AI and Sustainability - Session III
Detection of wind turbine motion between satellite bands with convolutional neural networks
Due to the design of the MutliSpectral Instrument on-board Sentinel-2 Satellite, each spectral band observes the ground surface at different times. Recent studies have examined this temporal band offset, mostly to predict aircraft or ship velocities but also for the movement of waves. However, these methods come with the premise of somewhat consistent backgrounds and clear horizontal movements. This paper presents an approach for detecting motion between blue, green and red satellite bands in changing environments to evaluate wind turbine motion using a convolutional neural network (CNN). With this technique, an automatic recognition of turbine activity has been developed, avoiding the barely visible vertical motion in the labelling stage by focusing on the shadow spin. This has been done by creating open source data that is used for training and validation. By focusing on a binary classification approach between spinning wind turbines and non-turbine images, it has been found that a classification is possible and accurate with this method. In addition, limitations and peculiarities of the data and the band offset are described, including an analysis of the occlusion sensitivity. This detection can be useful for precise remote sensing of activity at a given location and is therefore not only of interest to the wind energy industry, which currently only works with proprietary data for energy efficiency or other activity based turbine improvements, but also for environmental monitoring and protection.
Proof of concept for a new battery sorting method based on deep learning image classification
Battery recycling requires efficient sorting based on chemical composition. Traditional methods like X-Ray or Electromagnetic Sensors lack automation, with X-Ray sorting 26 batteries and electromagnetic sorting only 6 batteries per second. We propose using deep learning image classification to detect battery manufacturer and product series. Our prototype includes a conveyor belt, webcam, ring light, and Nvidia Jetson AGX Orin. With a dataset of 9 battery series, we achieved over 99% validation accuracy using a pretrained MobileNetV2 model. The model can classify 50 images per second with limited hardware. This approach offers potential for automated sorting, significantly improving recycling throughput and efficiency. Further research should expand the dataset and explore applicability to other battery types, optimizing the model and hardware configuration.

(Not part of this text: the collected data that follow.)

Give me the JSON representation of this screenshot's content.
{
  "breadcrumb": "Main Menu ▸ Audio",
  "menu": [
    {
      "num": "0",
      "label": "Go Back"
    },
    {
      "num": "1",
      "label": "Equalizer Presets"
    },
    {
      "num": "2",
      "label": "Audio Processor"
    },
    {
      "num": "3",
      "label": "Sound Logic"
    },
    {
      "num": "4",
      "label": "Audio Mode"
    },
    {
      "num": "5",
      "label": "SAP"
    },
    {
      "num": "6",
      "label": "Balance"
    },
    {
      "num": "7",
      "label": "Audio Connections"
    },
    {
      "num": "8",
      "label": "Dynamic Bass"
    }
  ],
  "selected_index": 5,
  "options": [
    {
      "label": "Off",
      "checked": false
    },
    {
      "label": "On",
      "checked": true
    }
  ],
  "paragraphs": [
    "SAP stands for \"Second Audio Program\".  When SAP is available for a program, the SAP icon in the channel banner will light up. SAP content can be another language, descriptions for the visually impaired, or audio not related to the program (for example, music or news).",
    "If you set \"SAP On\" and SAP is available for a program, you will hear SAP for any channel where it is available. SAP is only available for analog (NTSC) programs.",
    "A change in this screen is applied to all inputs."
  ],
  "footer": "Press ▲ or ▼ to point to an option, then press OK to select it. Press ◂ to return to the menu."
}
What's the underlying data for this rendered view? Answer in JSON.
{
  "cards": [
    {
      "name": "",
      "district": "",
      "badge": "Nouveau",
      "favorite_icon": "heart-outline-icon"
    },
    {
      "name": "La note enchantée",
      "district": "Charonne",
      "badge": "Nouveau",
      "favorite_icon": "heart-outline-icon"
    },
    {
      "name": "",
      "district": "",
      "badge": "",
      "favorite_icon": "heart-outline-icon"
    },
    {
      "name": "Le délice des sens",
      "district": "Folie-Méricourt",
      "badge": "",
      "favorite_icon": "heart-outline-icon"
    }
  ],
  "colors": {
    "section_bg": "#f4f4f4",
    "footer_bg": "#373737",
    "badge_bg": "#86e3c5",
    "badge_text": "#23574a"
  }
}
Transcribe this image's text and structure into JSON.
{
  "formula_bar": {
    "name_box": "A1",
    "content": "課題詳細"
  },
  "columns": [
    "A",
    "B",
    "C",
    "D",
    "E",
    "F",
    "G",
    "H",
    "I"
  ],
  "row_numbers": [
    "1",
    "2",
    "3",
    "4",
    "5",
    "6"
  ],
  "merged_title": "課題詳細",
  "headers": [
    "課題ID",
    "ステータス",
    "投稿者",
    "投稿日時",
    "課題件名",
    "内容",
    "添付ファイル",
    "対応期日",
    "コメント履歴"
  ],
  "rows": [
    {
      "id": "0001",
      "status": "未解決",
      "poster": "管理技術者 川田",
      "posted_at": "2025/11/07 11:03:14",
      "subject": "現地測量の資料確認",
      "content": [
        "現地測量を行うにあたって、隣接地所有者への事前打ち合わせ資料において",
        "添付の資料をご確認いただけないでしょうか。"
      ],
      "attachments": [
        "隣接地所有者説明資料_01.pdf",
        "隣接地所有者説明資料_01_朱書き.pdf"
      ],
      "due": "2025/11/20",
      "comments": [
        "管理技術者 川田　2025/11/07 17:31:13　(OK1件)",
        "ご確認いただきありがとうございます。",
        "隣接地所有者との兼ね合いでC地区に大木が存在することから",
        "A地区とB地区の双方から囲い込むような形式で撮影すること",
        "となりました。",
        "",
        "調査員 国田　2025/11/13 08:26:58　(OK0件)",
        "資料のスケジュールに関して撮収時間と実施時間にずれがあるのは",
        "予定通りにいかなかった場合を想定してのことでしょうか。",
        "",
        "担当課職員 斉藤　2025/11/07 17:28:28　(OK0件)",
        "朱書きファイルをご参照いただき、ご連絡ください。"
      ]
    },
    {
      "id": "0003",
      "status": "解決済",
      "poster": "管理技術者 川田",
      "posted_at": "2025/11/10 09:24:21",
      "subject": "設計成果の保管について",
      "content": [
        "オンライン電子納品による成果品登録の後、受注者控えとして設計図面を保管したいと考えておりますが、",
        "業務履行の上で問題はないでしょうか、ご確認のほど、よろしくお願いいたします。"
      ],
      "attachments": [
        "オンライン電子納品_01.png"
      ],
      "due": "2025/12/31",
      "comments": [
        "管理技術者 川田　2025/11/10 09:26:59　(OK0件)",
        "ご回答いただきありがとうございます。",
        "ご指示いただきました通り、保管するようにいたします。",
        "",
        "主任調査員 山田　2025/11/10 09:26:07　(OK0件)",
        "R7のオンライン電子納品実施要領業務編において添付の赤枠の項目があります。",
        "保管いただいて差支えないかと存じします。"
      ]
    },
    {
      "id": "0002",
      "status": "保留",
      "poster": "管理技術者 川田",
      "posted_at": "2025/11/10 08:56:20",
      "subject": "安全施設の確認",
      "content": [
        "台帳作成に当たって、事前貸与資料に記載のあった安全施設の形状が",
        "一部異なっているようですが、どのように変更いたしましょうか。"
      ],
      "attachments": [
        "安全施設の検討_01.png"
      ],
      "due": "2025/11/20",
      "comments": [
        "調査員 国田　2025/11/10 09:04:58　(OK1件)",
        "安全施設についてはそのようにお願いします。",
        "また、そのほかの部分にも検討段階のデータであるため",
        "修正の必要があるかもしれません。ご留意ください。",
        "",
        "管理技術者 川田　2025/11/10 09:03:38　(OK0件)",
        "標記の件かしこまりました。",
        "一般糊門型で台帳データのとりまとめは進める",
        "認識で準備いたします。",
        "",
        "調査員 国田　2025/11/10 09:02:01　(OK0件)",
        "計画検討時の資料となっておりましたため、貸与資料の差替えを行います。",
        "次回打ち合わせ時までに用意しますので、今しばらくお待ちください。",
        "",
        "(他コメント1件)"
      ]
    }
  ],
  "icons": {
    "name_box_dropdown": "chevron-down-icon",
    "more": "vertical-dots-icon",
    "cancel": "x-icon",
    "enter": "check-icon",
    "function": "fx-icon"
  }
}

Graph-Based Time Token Recognition using Graph Neural Networks and Stanza Library
This publication aims to explore the capabilities of the Stanza NLP library on one hand and Graph Neural Networks on the other hand by combining them in a time token classification task. After providing information on the German ”WikiWarsDE” dataset that is used for training, the evaluation dataset consisting of environmental documents as well as the transformations applied to both datasets to enhance the model, the setup of the Neural Network is presented. Afterwards, some early test results are evaluated before possible enhancements to the model are suggested.
Development of a smart farming dashboard based of 5G mobile Data
This work in progress paper is written as a short description mainly of the backend of project 5G, which is in the field of smart farming. The project focuses on using different technologies and machines for weed management. This work in progress paper highlights the need for efficient weed management. It discusses the problems which are associated with weed management and it raises questions that need to be addressed in this domain. Moreover, the topic of using weed management 5G, UAV (unmanned aerial vehicle) and field robotics in agricultural and farming services is an important topic at present. Besides, the work in progress paper shows possible technical concepts and processes which can be implemented into smart farming to increase its efficiency. This paper discusses special methods, which can be used in weed management by using AI (artificial intelligence). In addition to the project description, the paper includes an evaluation of the current state of the research and an outlook of potential future research.